Metadata-Version: 2.0
Name: FinnSyll
Version: 2.0.0
Summary: Finnish syllabifier and compound segmenter
Home-page: https://github.com/tsnaomi/finnsyll
Author: Naomi Tachikawa Shapiro
Author-email: coder@tsnaomi.net
License: BSD
Keywords: Finnish syllabifier compound segmenter
Platform: UNKNOWN
Classifier: Development Status :: 5 - Production/Stable
Classifier: Intended Audience :: Science/Research
Classifier: Topic :: Scientific/Engineering
Classifier: License :: OSI Approved :: BSD License
Classifier: Programming Language :: Python
Requires-Dist: morfessor

.. image:: https://travis-ci.org/tsnaomi/finnsyll.svg?branch=master
    :target: https://travis-ci.org/tsnaomi/finnsyll

FinnSyll
********

FinnSyll is a Python library that syllabifies words according to Finnish syllabification principles.
It is also equipped with a Finnish compound splitter. 
More details/docs to come.

Installation
============
::

        $ pip install FinnSyll

Basic usage
===========

First, instantiate a ``FinnSyll`` object. ::

        >>> from finnsyll import FinnSyll
        >>> f = FinnSyll()

To syllabify: ::

        >>> f.syllabify('runoja')
        ['ru.no.ja']  # internal syllable boundaries are indicated with '.'

To segment compounds: ::

        >>> f.split('sosiaalidemokraattien')
        'sosiaali=demokraattien'  # internal word boundaries are indicated with '='

Optional arguments
==================

The syllabifier can be customized along two different parameters: variation and compound splitting.  

variation
---------

Instantiating a ``FinnSyll`` object with ``variation=True`` (default) will allow the syllabifier to return multiple syllabifications if variation is predicted.
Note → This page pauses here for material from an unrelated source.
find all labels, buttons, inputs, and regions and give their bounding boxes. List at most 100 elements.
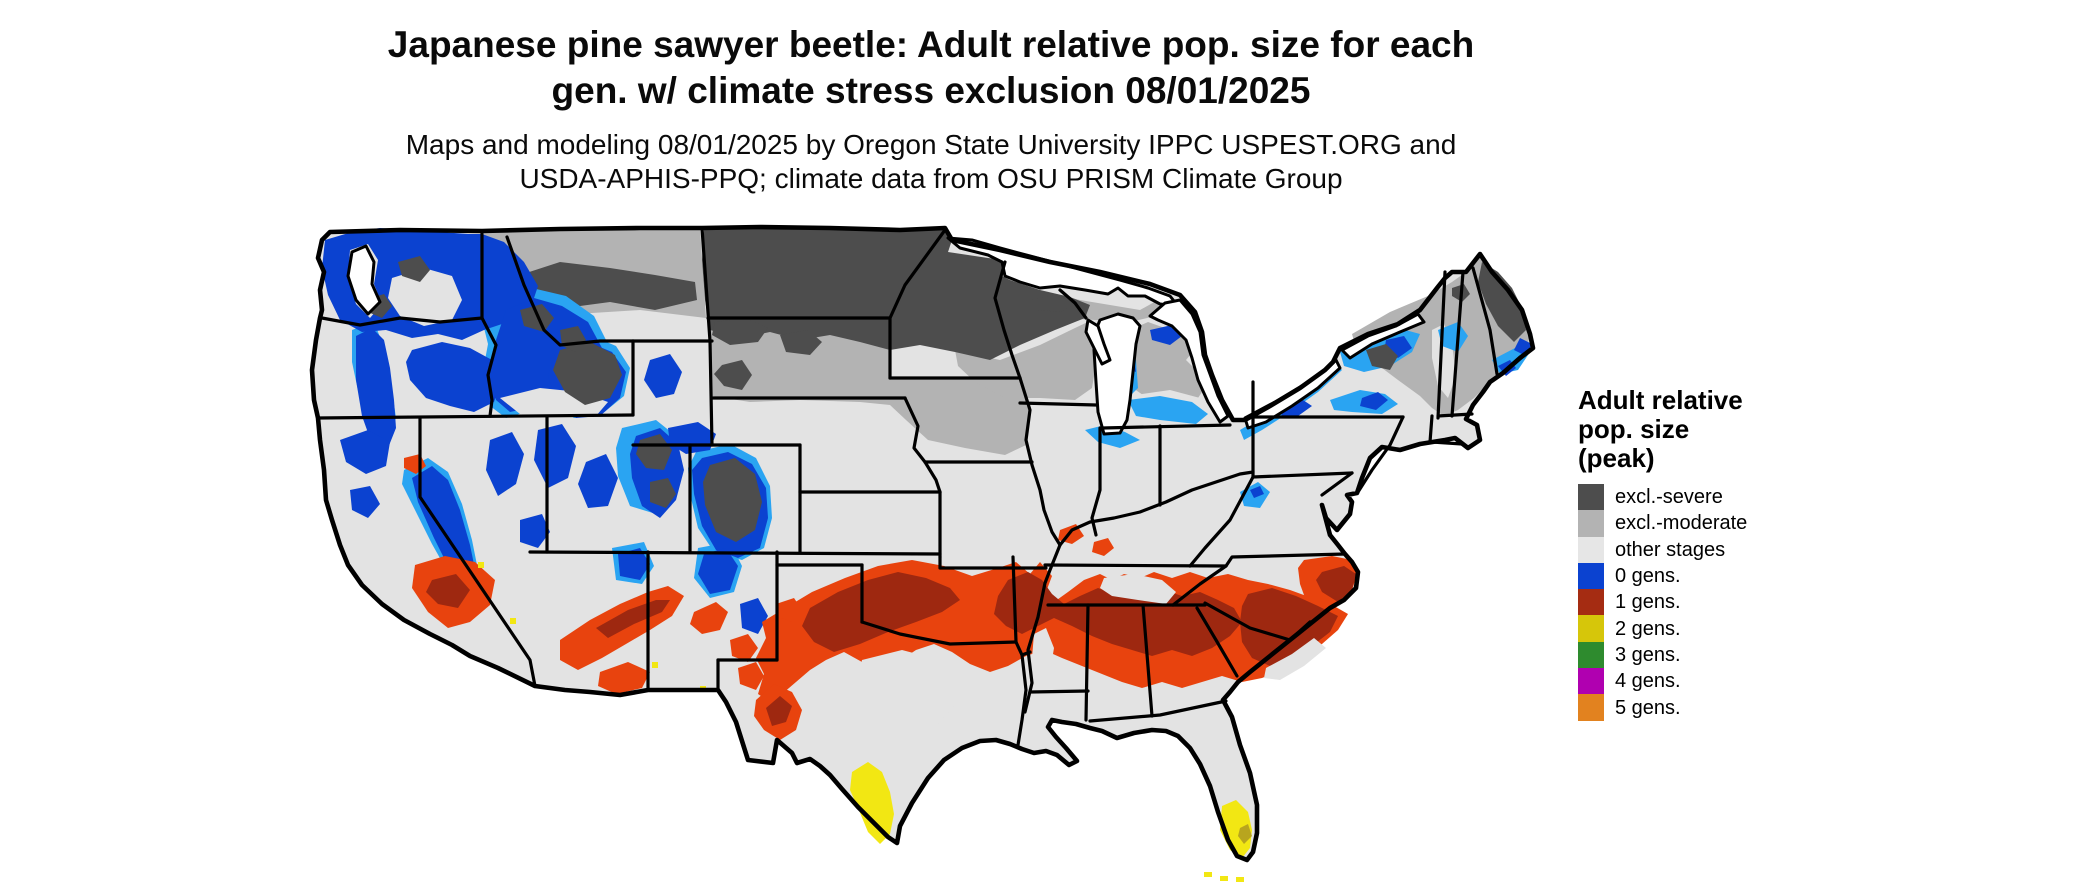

When ``variation=True``, the syllabifier will return a list. Setting ``variation`` to ``False`` will cause the syllabifier to return a string containing the first predicted syllabification. 

*Variation*: ::

        >>> f = FinnSyll(variation=True) 
        >>> f.syllabify('runoja')
        ['ru.no.ja']
        >>> f.syllabify('vapaus')
        ['va.pa.us', 'va.paus']

*No variation*: ::

        >>> f = FinnSyll(variation=False)
        >>> f.syllabify('runoja')
        'ru.no.ja'
        >>> f.syllabify('vapaus')
        'va.pa.us'

split_compounds
---------------

When instantiating a ``FinnSyll`` object with ``split_compounds=True`` (default), the syllabifier will first attempt to split the input into constituent words before syllabifying it. This forces the syllabifier to insert a syllable boundary in between identified constituent words. The syllabifier will skip this step if ``split_compounds`` is set to ``False``.

*Compound splitting*: ::

        >>> f = FinnSyll(split_compounds=True) 
        >>> f.syllabify('rahoituserien')  # rahoitus=erien
        ['ra.hoi.tus.e.ri.en']

*No compound splitting*: ::

        >>> f = FinnSyll(split_compounds=False) 
        >>> f.syllabify('rahoituserien')
        ['ra.hoi.tu.se.ri.en']  # incorrect